Two thoughts emerged. First, I doubt that many, if any, of the folks whose pictures are displayed would consider themselves heroes. They would demur, if so described, saying that they were “just doing their duty.”

I never served in the military, but I take no offense at a veteran saying that he or she was just doing their duty. I can envision a life of duty that does not involve military service. I also know that my opportunity to fulfill the duty in my life has been enhanced throughout our country’s history by the fact that there have been men and women who did their duty through military service.

That is one reason I value Veteran’s Day. People dedicated time from their lives to serve in the armed forces. I salute them for that gift, to the country and to me.
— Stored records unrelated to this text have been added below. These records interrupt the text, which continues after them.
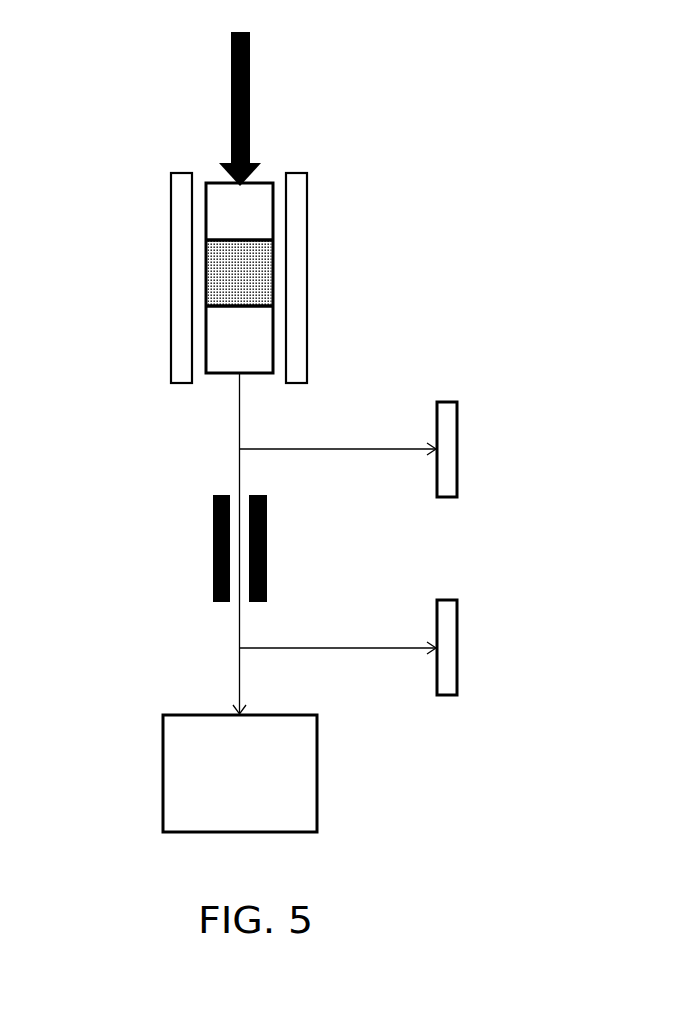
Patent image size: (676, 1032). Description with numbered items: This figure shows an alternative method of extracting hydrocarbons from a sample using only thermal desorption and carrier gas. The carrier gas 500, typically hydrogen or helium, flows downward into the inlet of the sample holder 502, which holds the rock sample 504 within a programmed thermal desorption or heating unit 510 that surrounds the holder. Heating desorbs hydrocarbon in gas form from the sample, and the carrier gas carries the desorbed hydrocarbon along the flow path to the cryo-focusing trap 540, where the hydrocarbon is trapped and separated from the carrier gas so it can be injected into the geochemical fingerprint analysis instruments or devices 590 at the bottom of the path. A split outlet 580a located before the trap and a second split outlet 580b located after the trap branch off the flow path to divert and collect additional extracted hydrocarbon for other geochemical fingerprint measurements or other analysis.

The carrier gas 500 is at (319, 100).
The sample holder 502 is at (257, 217).
The rock sample 504 is at (225, 264).
The thermal desorption unit 510 is at (307, 328).
The cryo-focusing trap 540 is at (359, 548).
The split outlet 580a is at (524, 449).
The split outlet 580b is at (530, 647).
The geochemical fingerprint analysis instruments 590 is at (287, 797).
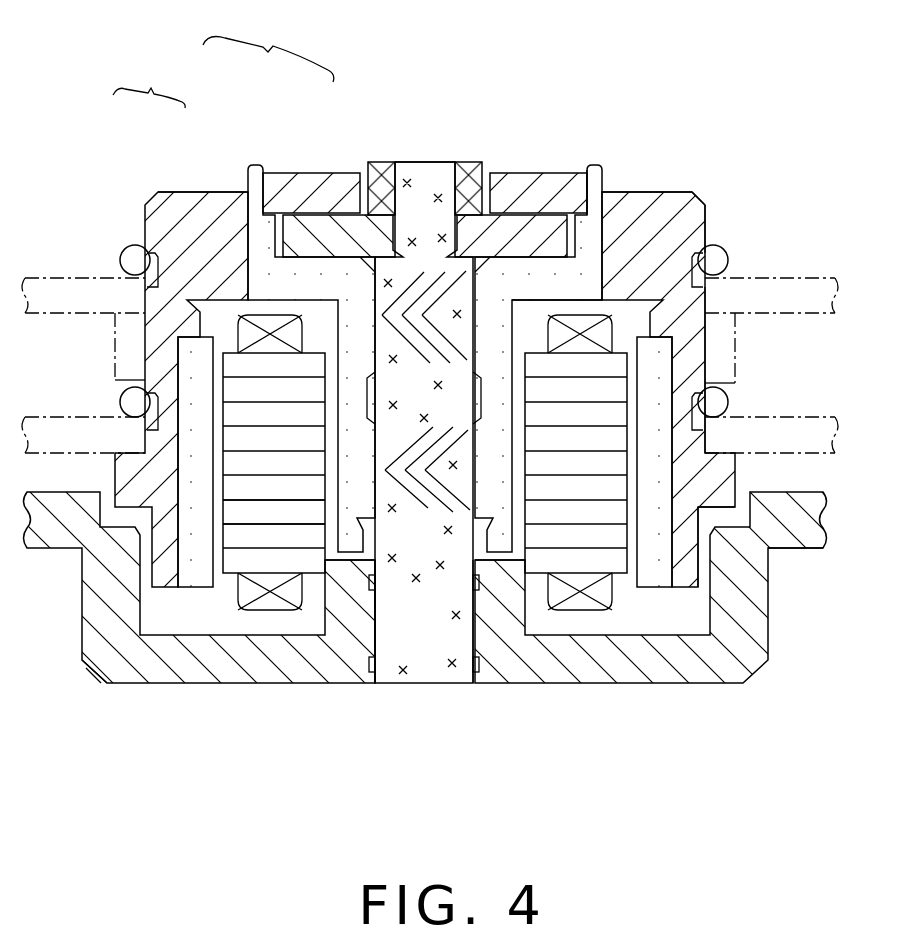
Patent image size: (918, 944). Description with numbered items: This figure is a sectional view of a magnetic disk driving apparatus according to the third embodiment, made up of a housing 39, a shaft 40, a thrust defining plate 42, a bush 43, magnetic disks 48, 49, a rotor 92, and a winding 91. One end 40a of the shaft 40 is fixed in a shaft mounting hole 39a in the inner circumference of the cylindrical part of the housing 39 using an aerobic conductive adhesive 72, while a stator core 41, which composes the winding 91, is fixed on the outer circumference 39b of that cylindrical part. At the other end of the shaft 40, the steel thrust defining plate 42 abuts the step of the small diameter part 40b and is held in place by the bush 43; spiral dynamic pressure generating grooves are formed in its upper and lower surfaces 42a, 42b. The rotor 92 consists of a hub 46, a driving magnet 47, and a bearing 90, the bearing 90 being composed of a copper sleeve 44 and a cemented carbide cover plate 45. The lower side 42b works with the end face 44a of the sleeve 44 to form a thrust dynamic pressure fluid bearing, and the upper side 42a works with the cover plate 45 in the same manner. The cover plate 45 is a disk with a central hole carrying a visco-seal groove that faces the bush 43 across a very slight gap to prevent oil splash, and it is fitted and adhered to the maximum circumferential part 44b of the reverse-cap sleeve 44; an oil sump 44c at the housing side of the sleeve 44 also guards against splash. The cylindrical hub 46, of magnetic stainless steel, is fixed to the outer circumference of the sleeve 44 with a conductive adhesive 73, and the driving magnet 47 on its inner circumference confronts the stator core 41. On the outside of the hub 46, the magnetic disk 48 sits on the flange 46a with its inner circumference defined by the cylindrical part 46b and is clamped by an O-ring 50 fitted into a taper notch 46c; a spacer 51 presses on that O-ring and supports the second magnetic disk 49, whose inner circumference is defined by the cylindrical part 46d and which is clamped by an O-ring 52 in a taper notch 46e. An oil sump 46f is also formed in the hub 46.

The housing 39 is at (150, 683).
The shaft mounting hole 39a is at (355, 620).
The outer circumference of the cylindrical part 39b is at (370, 600).
The shaft 40 is at (427, 510).
The one end of the shaft 40a is at (375, 635).
The small diameter part 40b is at (428, 168).
The stator core 41 is at (88, 627).
The thrust defining plate 42 is at (500, 230).
The upper surface of the thrust defining plate 42a is at (540, 250).
The lower surface of the thrust defining plate 42b is at (588, 178).
The bush 43 is at (377, 165).
The sleeve 44 is at (247, 207).
The end face of the sleeve 44a is at (535, 262).
The maximum circumferential part of the sleeve 44b is at (252, 213).
The oil sump 44c is at (253, 540).
The cover plate 45 is at (310, 185).
The hub 46 is at (175, 200).
The flange 46a is at (803, 548).
The defining cylindrical part 46b is at (715, 545).
The taper notch 46c is at (703, 372).
The defining cylindrical part 46d is at (708, 297).
The taper notch 46e is at (703, 236).
The oil sump 46f is at (708, 230).
The driving magnet 47 is at (193, 345).
The magnetic disk 48 is at (63, 450).
The magnetic disk 49 is at (75, 287).
The O-ring 50 is at (125, 400).
The spacer 51 is at (125, 363).
The O-ring 52 is at (130, 252).
The conductive adhesive 72 is at (370, 662).
The conductive adhesive 73 is at (233, 213).
The bearing 90 is at (268, 46).
The winding 91 is at (233, 517).
The rotor 92 is at (149, 81).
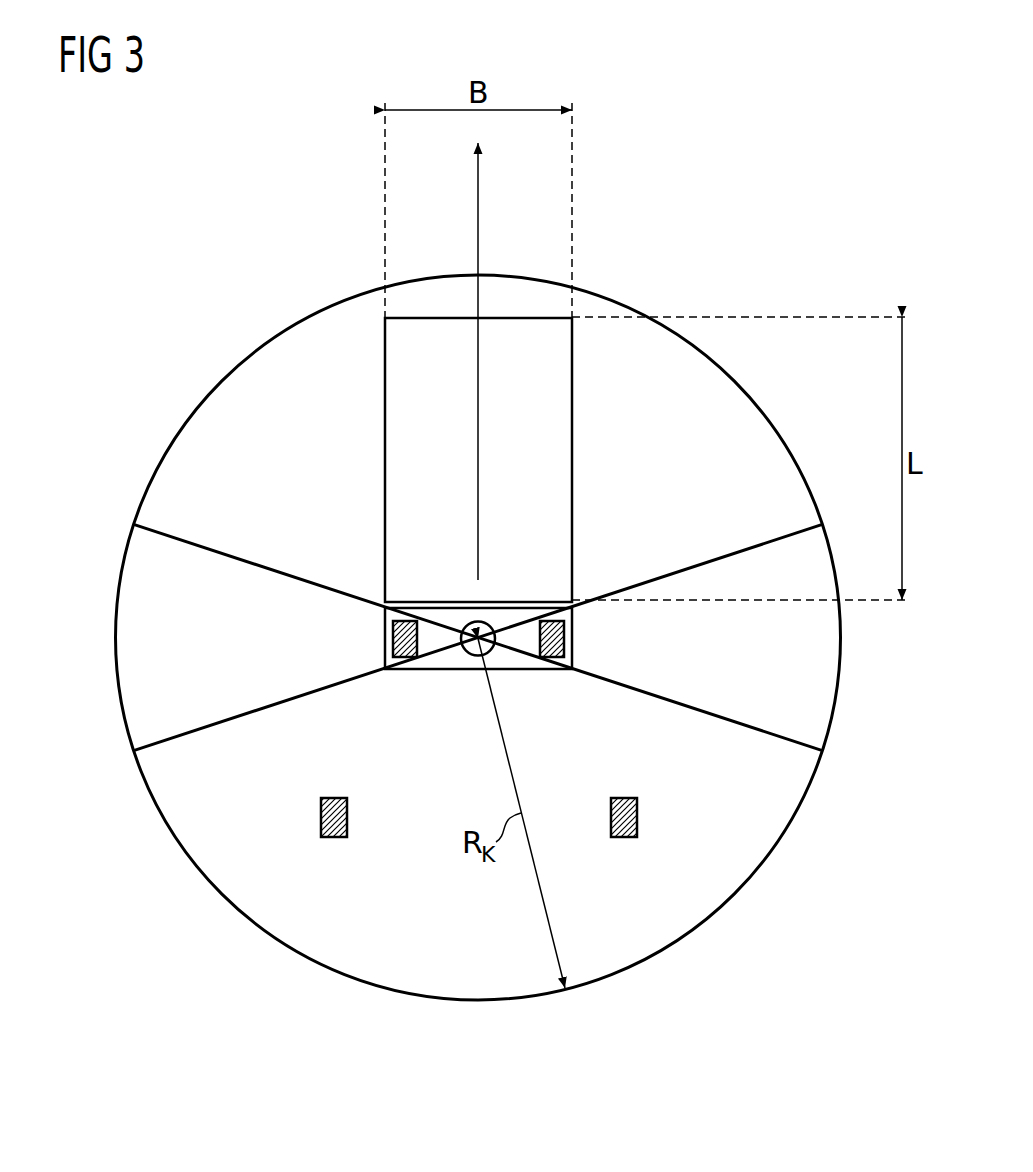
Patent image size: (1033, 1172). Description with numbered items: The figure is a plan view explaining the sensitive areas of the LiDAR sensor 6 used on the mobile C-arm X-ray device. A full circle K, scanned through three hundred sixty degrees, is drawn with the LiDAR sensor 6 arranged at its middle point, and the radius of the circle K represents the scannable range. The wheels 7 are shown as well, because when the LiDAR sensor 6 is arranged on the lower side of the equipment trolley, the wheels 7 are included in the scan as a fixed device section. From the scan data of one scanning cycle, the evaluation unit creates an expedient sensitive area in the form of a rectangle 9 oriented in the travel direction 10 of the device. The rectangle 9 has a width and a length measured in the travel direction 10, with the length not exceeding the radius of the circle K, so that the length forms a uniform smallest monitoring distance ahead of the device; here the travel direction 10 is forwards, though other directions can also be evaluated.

The LiDAR sensor 6 is at (467, 660).
The wheels 7 is at (393, 640).
The rectangle 9 is at (385, 458).
The travel direction 10 is at (478, 214).
The circle K is at (288, 328).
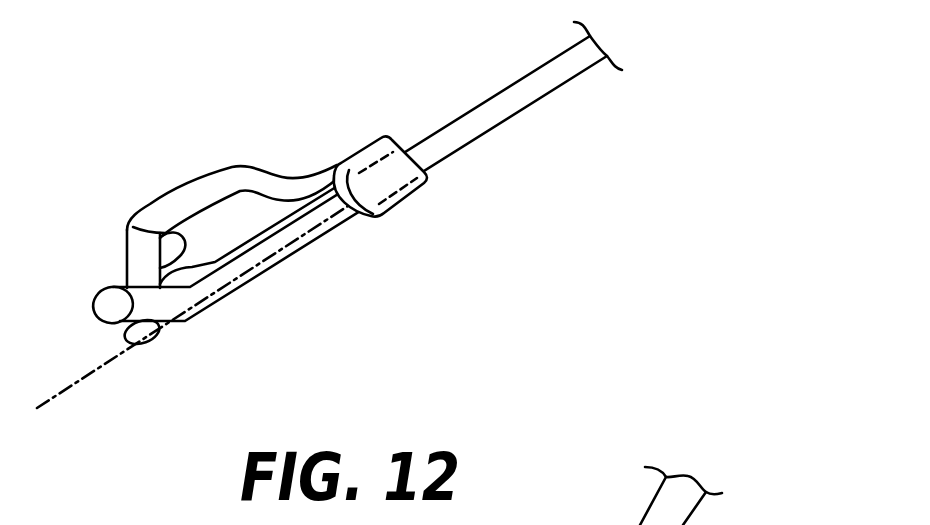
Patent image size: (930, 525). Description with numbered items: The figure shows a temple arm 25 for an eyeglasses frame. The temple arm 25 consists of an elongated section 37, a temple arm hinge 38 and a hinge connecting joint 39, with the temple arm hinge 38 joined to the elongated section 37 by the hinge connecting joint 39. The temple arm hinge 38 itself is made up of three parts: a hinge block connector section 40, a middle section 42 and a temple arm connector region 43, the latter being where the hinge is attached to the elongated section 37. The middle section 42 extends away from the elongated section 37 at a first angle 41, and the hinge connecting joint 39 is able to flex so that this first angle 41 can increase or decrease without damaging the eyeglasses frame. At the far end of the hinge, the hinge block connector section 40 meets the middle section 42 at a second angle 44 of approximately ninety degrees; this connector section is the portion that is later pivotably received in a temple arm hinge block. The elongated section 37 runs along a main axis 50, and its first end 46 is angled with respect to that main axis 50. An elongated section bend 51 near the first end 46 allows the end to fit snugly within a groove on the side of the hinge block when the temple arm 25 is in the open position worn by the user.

A subset of all those who have put on a uniform have faced the possibility of death or disability in a live war with real bullets and bombs. Placing one’s life in imminent danger to save the life of another is a paraphrase of the words on the Carnegie Medal for Heroism.

I don’t mind calling them heroes. And far too many have carried in their brains burdens from that service that impede their living their lives to the fullest. These folks earn special gratitude.

The second thought derives from my experience with countless parents in schools I have headed who have held together families while a loved one, often a dad, was in a foreign land facing those real bullets and bombs. Those parents cannot have had an easy task.

Single parenting is tough enough. Being the one of a pair of parents left behind while the other is off to war must compound the challenge. How does one keep children away from the anxiety the home-front spouse inevitably feels? Would every television report about American casualties cause a knot in one’s stomach?

This is not a new phenomenon. Remember the world wars? Vietnam?

The home front parent would not consider herself or himself a hero, either. And, in fact, these folks do not place their lives in imminent physical danger to save the life of another.

Theirs is a different commitment. They strive to protect their children to the extent possible from the wrenching worry of war endured by the folks at home. Is there a special niche in the wall of heroes for such as these?

Veteran’s Day is a terrific tradition. Thank you, all of you who took time from your lives to serve. A special thanks to those who put their lives on the line in a shooting war.

And thanks to those who served on the home front, too. Maybe there could be a special day for them, too.

I wonder what Mr. Carnegie might think about that?